OUR OPINION: While no one in S.C. can favor the action, Obama not likely to be derailed if that is the decision

It’s not surprising that S.C. gubernatorial candidates are entering the fray over what is reportedly the Obama administration’s plan to use the Navy brig in Charleston to house prisoners from Guantanamo Bay, Cuba, and conduct military tribunals for the terror suspects at facilities nearby.

President Barack Obama enjoys some support in his pledge to close the Guantanamo Bay facility, where people have been held as detainees in the war on terrorism. The promise has been to move the United States away from indefinite detention of the suspects, with no guarantee of trial, to putting them into the civilian judicial system or before military courts.

That means bringing the suspects to U.S. shores, holding them here before trials and very likely imprisoning many here afterward. No state wants the detainees.

Yet what is South Carolina to do? It is within the power of the president and Congress to make the move. And the issue has Republicans and Democrats divided in predictable fashion.

While the issue was not raised at Tuesday night’s debate in Orangeburg, some of the gubernatorial candidates have weighed in.

During the day Tuesday, GOP candidate Congressman Gresham Barrett called for all 10 Democratic and Republican contenders to sign on to a letter demanding that the president not send detainees to this state.

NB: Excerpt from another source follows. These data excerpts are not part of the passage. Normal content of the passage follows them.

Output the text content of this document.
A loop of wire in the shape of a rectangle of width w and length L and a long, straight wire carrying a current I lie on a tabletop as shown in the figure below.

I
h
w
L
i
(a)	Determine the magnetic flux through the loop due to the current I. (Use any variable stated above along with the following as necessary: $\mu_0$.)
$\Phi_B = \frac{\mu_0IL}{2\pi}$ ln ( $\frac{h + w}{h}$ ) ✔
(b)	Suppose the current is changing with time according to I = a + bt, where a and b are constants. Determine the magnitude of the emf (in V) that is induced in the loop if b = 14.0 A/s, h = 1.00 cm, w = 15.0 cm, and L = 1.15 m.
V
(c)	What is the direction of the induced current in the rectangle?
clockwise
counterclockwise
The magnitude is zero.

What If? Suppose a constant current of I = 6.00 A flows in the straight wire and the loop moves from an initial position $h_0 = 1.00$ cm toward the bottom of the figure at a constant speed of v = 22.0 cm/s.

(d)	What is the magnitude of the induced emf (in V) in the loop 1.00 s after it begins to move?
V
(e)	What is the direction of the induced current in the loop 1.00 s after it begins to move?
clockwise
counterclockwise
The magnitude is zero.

Barrett wrote: “We, the undersigned Republican and Democrat candidates for Governor of the State of South Carolina, strenuously object to the potential transfer of known terrorists from Guantanamo Bay Cuba to any federal or state facility inside the State of South Carolina.

“Furthermore, we believe bringing known terrorists to South Carolina for a military trial endangers our state’s citizens and makes them potential targets for some future terrorist attack.”

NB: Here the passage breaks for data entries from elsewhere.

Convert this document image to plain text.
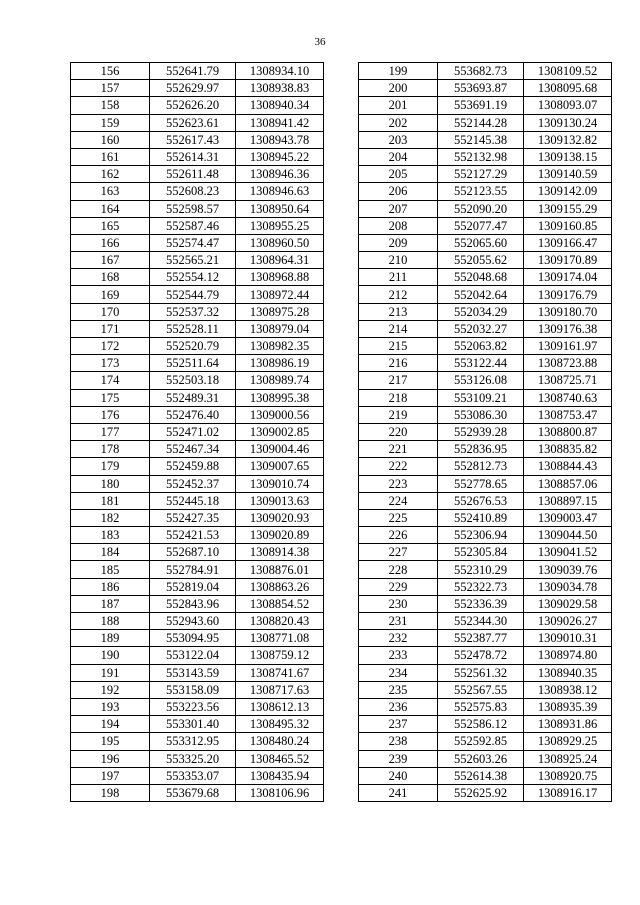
36
156	552641.79	1308934.10
157	552629.97	1308938.83
158	552626.20	1308940.34
159	552623.61	1308941.42
160	552617.43	1308943.78
161	552614.31	1308945.22
162	552611.48	1308946.36
163	552608.23	1308946.63
164	552598.57	1308950.64
165	552587.46	1308955.25
166	552574.47	1308960.50
167	552565.21	1308964.31
168	552554.12	1308968.88
169	552544.79	1308972.44
170	552537.32	1308975.28
171	552528.11	1308979.04
172	552520.79	1308982.35
173	552511.64	1308986.19
174	552503.18	1308989.74
175	552489.31	1308995.38
176	552476.40	1309000.56
177	552471.02	1309002.85
178	552467.34	1309004.46
179	552459.88	1309007.65
180	552452.37	1309010.74
181	552445.18	1309013.63
182	552427.35	1309020.93
183	552421.53	1309020.89
184	552687.10	1308914.38
185	552784.91	1308876.01
186	552819.04	1308863.26
187	552843.96	1308854.52
188	552943.60	1308820.43
189	553094.95	1308771.08
190	553122.04	1308759.12
191	553143.59	1308741.67
192	553158.09	1308717.63
193	553223.56	1308612.13
194	553301.40	1308495.32
195	553312.95	1308480.24
196	553325.20	1308465.52
197	553353.07	1308435.94
198	553679.68	1308106.96
199	553682.73	1308109.52
200	553693.87	1308095.68
201	553691.19	1308093.07
202	552144.28	1309130.24
203	552145.38	1309132.82
204	552132.98	1309138.15
205	552127.29	1309140.59
206	552123.55	1309142.09
207	552090.20	1309155.29
208	552077.47	1309160.85
209	552065.60	1309166.47
210	552055.62	1309170.89
211	552048.68	1309174.04
212	552042.64	1309176.79
213	552034.29	1309180.70
214	552032.27	1309176.38
215	552063.82	1309161.97
216	553122.44	1308723.88
217	553126.08	1308725.71
218	553109.21	1308740.63
219	553086.30	1308753.47
220	552939.28	1308800.87
221	552836.95	1308835.82
222	552812.73	1308844.43
223	552778.65	1308857.06
224	552676.53	1308897.15
225	552410.89	1309003.47
226	552306.94	1309044.50
227	552305.84	1309041.52
228	552310.29	1309039.76
229	552322.73	1309034.78
230	552336.39	1309029.58
231	552344.30	1309026.27
232	552387.77	1309010.31
233	552478.72	1308974.80
234	552561.32	1308940.35
235	552567.55	1308938.12
236	552575.83	1308935.39
237	552586.12	1308931.86
238	552592.85	1308929.25
239	552603.26	1308925.24
240	552614.38	1308920.75
241	552625.92	1308916.17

He received at least one Democratic response on Wednesday, with candidate Mullins McLeod chastising the congressman: “With all due respect, I’d request that you take your letter and shove it. In times of war, our duty as Americans is to pull together and do our part to secure victory.

“No one wants suspected terrorists on our soil while they await their richly deserved punishment. But when the President asks us to do our part in the international war on terrorism, the only appropriate response from this or any state’s Governor is ‘Yes Sir, Mr. President.’”

Don’t look for others to let Barrett take the lead with his letter. Even before he wrote, Lt. Gov. Andre Bauer, himself a GOP gubernatorial candidate, was calling on Attorney General Henry McMaster to take legal action to block any detainee transfer. McMaster also is a GOP candidate.

McMaster responded Tuesday by saying any transfer here of detainees would be a mistake. “As South Carolina’s attorney general and as an American citizen, I will do everything I can to help prevent this potential disaster.”

But the attorney general and another GOP candidate, Rep. Nikki Haley, rightly argue that the state’s congressional delegation, including Barrett, has a responsibility in the matter.

Haley said Wednesday in a letter to Barrett: “Calling on candidates for Governor to join you in a letter to President Obama, rather than asking your colleagues in Congress — who are actually in a position to prevent this potentially dangerous situation — to do the same, strikes me as little more than political grandstanding.”

And McMaster said Tuesday: “Congress should have taken action on this issue long ago. National security is a federal issue. The United States Congress is the branch of government with the jurisdiction and the legal authority to stop the president from making unwise decisions that threaten the security of our nation.

“I urge our state’s congressional delegation to take decisive action. They should seek an immediate Act of Congress to stop President Obama from transferring Guantanamo Bay terrorists to South Carolina or to any other state on the American mainland. Even if they can’t get such an act passed by the Democratic Congress, they should at least make the effort as a way of drawing public attention to this potential disaster.”

With Obama pledged to close the Guantanamo Bay facility, and the president enjoying widespread Democratic support for the action, Congress indeed is unlikely to take such action. And South Carolina may be the destination for the detainees.